1. Uses up to 90% less water than traditional farming
2. No dependency on weather or season
3. Reduces land usage.
4. Grow fresh, pesticide free produce year-round
5. Can be set up in cities- reducing transport

1. High initial investment.
2. Requires continuous power and technology.
3. Required skill labour.
4. Not all crops are suitable (mostly leafy greens, herb, strawberries, etc.)

• 55% of operating costs go to energy (mainly for lighting, climate control, and water systems).
• 25% of costs are spent on labor, since these farms need skilled staff for monitoring and managing high-tech systems.
• The remaining 20% covers other expenses like nutrients, packaging, and maintenance.

A good example is Oishii Farm in the USA, which grows premium, pesticide-free strawberries indoors using vertical farming.

• They recreate the natural environment of Japanese farms with precise control over temperature, light, and humidity.
• Though their strawberries are expensive, the farm has gained attention for unmatched flavor and consistency.
• Success was possible due to their focus on a high-value, specialty crop in a market willing to pay for quality.
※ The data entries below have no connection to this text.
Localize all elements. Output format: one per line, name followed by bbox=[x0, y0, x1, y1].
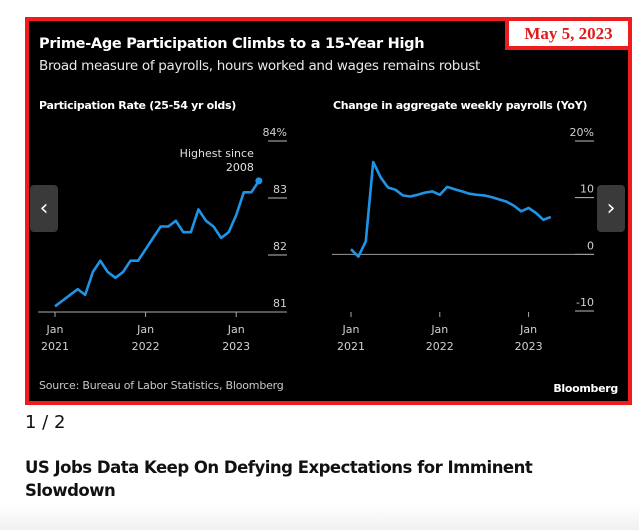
left-panel-title: Participation Rate (25-54 yr olds) bbox=[39, 99, 236, 112]
chart-subtitle: Broad measure of payrolls, hours worked … bbox=[39, 58, 481, 74]
chart-frame: Prime-Age Participation Climbs to a 15-Y… bbox=[25, 17, 632, 405]
pager-separator: / bbox=[36, 412, 54, 433]
previous-slide-button[interactable]: ‹ bbox=[30, 185, 58, 232]
chart-title: Prime-Age Participation Climbs to a 15-Y… bbox=[39, 36, 425, 52]
bottom-fade bbox=[0, 505, 639, 530]
source-note: Source: Bureau of Labor Statistics, Bloo… bbox=[39, 379, 284, 392]
chevron-right-icon: › bbox=[606, 196, 616, 221]
total-slides: 2 bbox=[53, 412, 66, 433]
next-slide-button[interactable]: › bbox=[597, 185, 625, 232]
article-headline[interactable]: US Jobs Data Keep On Defying Expectation… bbox=[25, 458, 533, 500]
date-badge: May 5, 2023 bbox=[505, 17, 632, 50]
current-slide: 1 bbox=[25, 412, 37, 433]
bloomberg-logo: Bloomberg bbox=[553, 382, 618, 395]
right-panel-title: Change in aggregate weekly payrolls (YoY… bbox=[333, 99, 588, 112]
chevron-left-icon: ‹ bbox=[39, 196, 49, 221]
slide-pager: 1 / 2 bbox=[25, 412, 65, 433]
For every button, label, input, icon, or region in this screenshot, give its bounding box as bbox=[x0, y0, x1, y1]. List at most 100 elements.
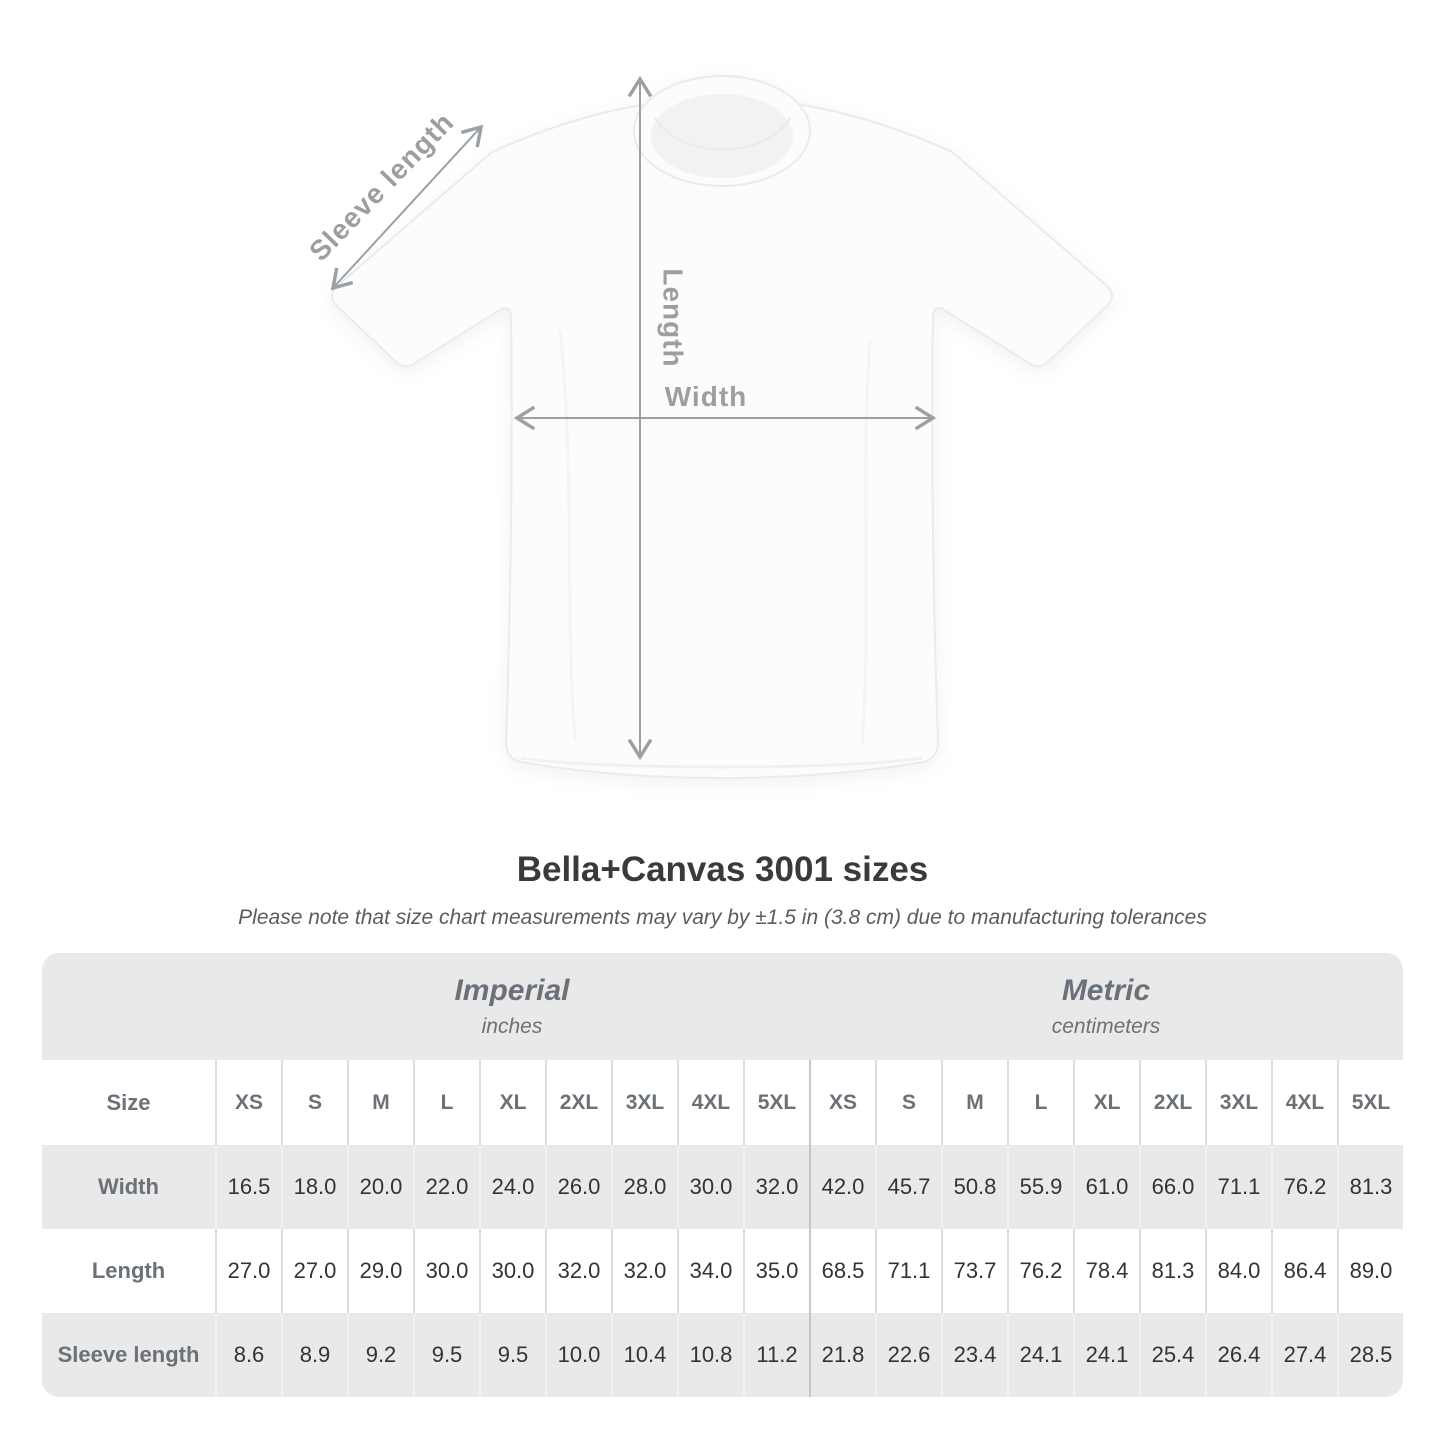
imperial-value-cell: 27.0 bbox=[281, 1229, 347, 1313]
metric-value-cell: 22.6 bbox=[875, 1313, 941, 1397]
metric-value-cell: 50.8 bbox=[941, 1145, 1007, 1229]
imperial-value-cell: 9.2 bbox=[347, 1313, 413, 1397]
width-label: Width bbox=[665, 381, 748, 412]
imperial-value-cell: 34.0 bbox=[677, 1229, 743, 1313]
metric-value-cell: 42.0 bbox=[809, 1145, 875, 1229]
metric-value-cell: 73.7 bbox=[941, 1229, 1007, 1313]
size-header-row: Size XS S M L XL 2XL 3XL 4XL 5XL XS S M L XL 2XL 3XL 4XL… bbox=[42, 1060, 1403, 1145]
size-header-cell: 2XL bbox=[1139, 1060, 1205, 1145]
metric-value-cell: 61.0 bbox=[1073, 1145, 1139, 1229]
metric-value-cell: 66.0 bbox=[1139, 1145, 1205, 1229]
metric-value-cell: 71.1 bbox=[1205, 1145, 1271, 1229]
metric-value-cell: 45.7 bbox=[875, 1145, 941, 1229]
page-title: Bella+Canvas 3001 sizes bbox=[516, 850, 929, 889]
imperial-value-cell: 20.0 bbox=[347, 1145, 413, 1229]
size-header-cell: M bbox=[941, 1060, 1007, 1145]
imperial-value-cell: 32.0 bbox=[545, 1229, 611, 1313]
unit-group-header-row: Imperial inches Metric centimeters bbox=[42, 953, 1403, 1060]
metric-value-cell: 81.3 bbox=[1139, 1229, 1205, 1313]
imperial-group-unit: inches bbox=[481, 1015, 543, 1038]
imperial-value-cell: 10.8 bbox=[677, 1313, 743, 1397]
hem-shadow bbox=[520, 756, 924, 769]
length-label: Length bbox=[658, 268, 689, 367]
metric-value-cell: 27.4 bbox=[1271, 1313, 1337, 1397]
metric-group-header: Metric centimeters bbox=[809, 953, 1403, 1060]
row-label-cell: Length bbox=[91, 1258, 166, 1283]
metric-value-cell: 71.1 bbox=[875, 1229, 941, 1313]
imperial-value-cell: 32.0 bbox=[743, 1145, 809, 1229]
imperial-value-cell: 29.0 bbox=[347, 1229, 413, 1313]
size-header-cell: 2XL bbox=[545, 1060, 611, 1145]
size-header-cell: 5XL bbox=[1337, 1060, 1403, 1145]
metric-value-cell: 78.4 bbox=[1073, 1229, 1139, 1313]
size-table-body: Width 16.5 18.0 20.0 22.0 24.0 26.0 28.0 30.0 32.… bbox=[42, 1145, 1403, 1397]
collar-inner-shadow bbox=[654, 117, 791, 151]
fabric-crease bbox=[860, 339, 872, 746]
size-column-header: Size bbox=[106, 1089, 151, 1115]
imperial-value-cell: 8.9 bbox=[281, 1313, 347, 1397]
group-header-corner bbox=[42, 953, 215, 1060]
tshirt-measurement-diagram: Sleeve length Length Width bbox=[303, 75, 1113, 780]
row-label-cell: Width bbox=[98, 1174, 159, 1199]
metric-value-cell: 68.5 bbox=[809, 1229, 875, 1313]
size-header-cell: XS bbox=[809, 1060, 875, 1145]
imperial-value-cell: 26.0 bbox=[545, 1145, 611, 1229]
tolerance-note: Please note that size chart measurements… bbox=[238, 906, 1207, 929]
metric-value-cell: 28.5 bbox=[1337, 1313, 1403, 1397]
metric-group-unit: centimeters bbox=[1051, 1015, 1161, 1038]
metric-value-cell: 23.4 bbox=[941, 1313, 1007, 1397]
tshirt-graphic bbox=[331, 102, 1113, 780]
imperial-value-cell: 9.5 bbox=[479, 1313, 545, 1397]
metric-value-cell: 55.9 bbox=[1007, 1145, 1073, 1229]
table-row: Length 27.0 27.0 29.0 30.0 30.0 32.0 32.0 34.0 35… bbox=[42, 1229, 1403, 1313]
imperial-value-cell: 16.5 bbox=[215, 1145, 281, 1229]
fabric-crease bbox=[558, 329, 577, 741]
imperial-value-cell: 27.0 bbox=[215, 1229, 281, 1313]
size-header-cell: 3XL bbox=[1205, 1060, 1271, 1145]
imperial-value-cell: 30.0 bbox=[413, 1229, 479, 1313]
metric-value-cell: 89.0 bbox=[1337, 1229, 1403, 1313]
size-header-cell: L bbox=[1007, 1060, 1073, 1145]
metric-value-cell: 21.8 bbox=[809, 1313, 875, 1397]
imperial-value-cell: 9.5 bbox=[413, 1313, 479, 1397]
table-row: Sleeve length 8.6 8.9 9.2 9.5 9.5 10.0 10.4 10.8… bbox=[42, 1313, 1403, 1397]
metric-group-title: Metric bbox=[1061, 974, 1151, 1007]
imperial-group-title: Imperial bbox=[454, 974, 570, 1007]
size-header-cell: M bbox=[347, 1060, 413, 1145]
sleeve-length-arrow bbox=[330, 124, 484, 291]
imperial-value-cell: 30.0 bbox=[479, 1229, 545, 1313]
imperial-value-cell: 32.0 bbox=[611, 1229, 677, 1313]
collar-opening bbox=[651, 94, 793, 178]
size-table: Imperial inches Metric centimeters Size … bbox=[42, 953, 1403, 1397]
imperial-value-cell: 24.0 bbox=[479, 1145, 545, 1229]
size-header-cell: 4XL bbox=[677, 1060, 743, 1145]
imperial-value-cell: 22.0 bbox=[413, 1145, 479, 1229]
metric-value-cell: 25.4 bbox=[1139, 1313, 1205, 1397]
imperial-value-cell: 11.2 bbox=[743, 1313, 809, 1397]
size-header-cell: 5XL bbox=[743, 1060, 809, 1145]
size-header-cell: 3XL bbox=[611, 1060, 677, 1145]
size-header-cell: XL bbox=[479, 1060, 545, 1145]
metric-value-cell: 81.3 bbox=[1337, 1145, 1403, 1229]
metric-value-cell: 26.4 bbox=[1205, 1313, 1271, 1397]
metric-value-cell: 24.1 bbox=[1007, 1313, 1073, 1397]
imperial-value-cell: 28.0 bbox=[611, 1145, 677, 1229]
imperial-value-cell: 10.4 bbox=[611, 1313, 677, 1397]
metric-value-cell: 24.1 bbox=[1073, 1313, 1139, 1397]
size-header-cell: XS bbox=[215, 1060, 281, 1145]
imperial-value-cell: 35.0 bbox=[743, 1229, 809, 1313]
metric-value-cell: 76.2 bbox=[1271, 1145, 1337, 1229]
size-header-cell: XL bbox=[1073, 1060, 1139, 1145]
table-row: Width 16.5 18.0 20.0 22.0 24.0 26.0 28.0 30.0 32.… bbox=[42, 1145, 1403, 1229]
size-header-cell: S bbox=[875, 1060, 941, 1145]
imperial-value-cell: 18.0 bbox=[281, 1145, 347, 1229]
metric-value-cell: 86.4 bbox=[1271, 1229, 1337, 1313]
imperial-value-cell: 30.0 bbox=[677, 1145, 743, 1229]
row-label-cell: Sleeve length bbox=[57, 1342, 200, 1367]
metric-value-cell: 76.2 bbox=[1007, 1229, 1073, 1313]
imperial-group-header: Imperial inches bbox=[215, 953, 809, 1060]
imperial-value-cell: 10.0 bbox=[545, 1313, 611, 1397]
size-header-cell: S bbox=[281, 1060, 347, 1145]
imperial-value-cell: 8.6 bbox=[215, 1313, 281, 1397]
A notable failure was FarmedHere, once the largest vertical farm in the USA.

• Despite early hype, it shut down in 2017.
• Reasons included high energy costs, limited profitability, and scalability issues.
• The company struggled to balance operating expenses with affordable produce pricing in a competitive market.

Vertical farming is an innovative, sustainable farming method that saves space, uses less water, and delivers fresh, pesticide-free produce throughout the year. Though challenges like high setup costs and energy needs exist, with the right technology and planning, it offers a promising solution for future food security and urban agriculture.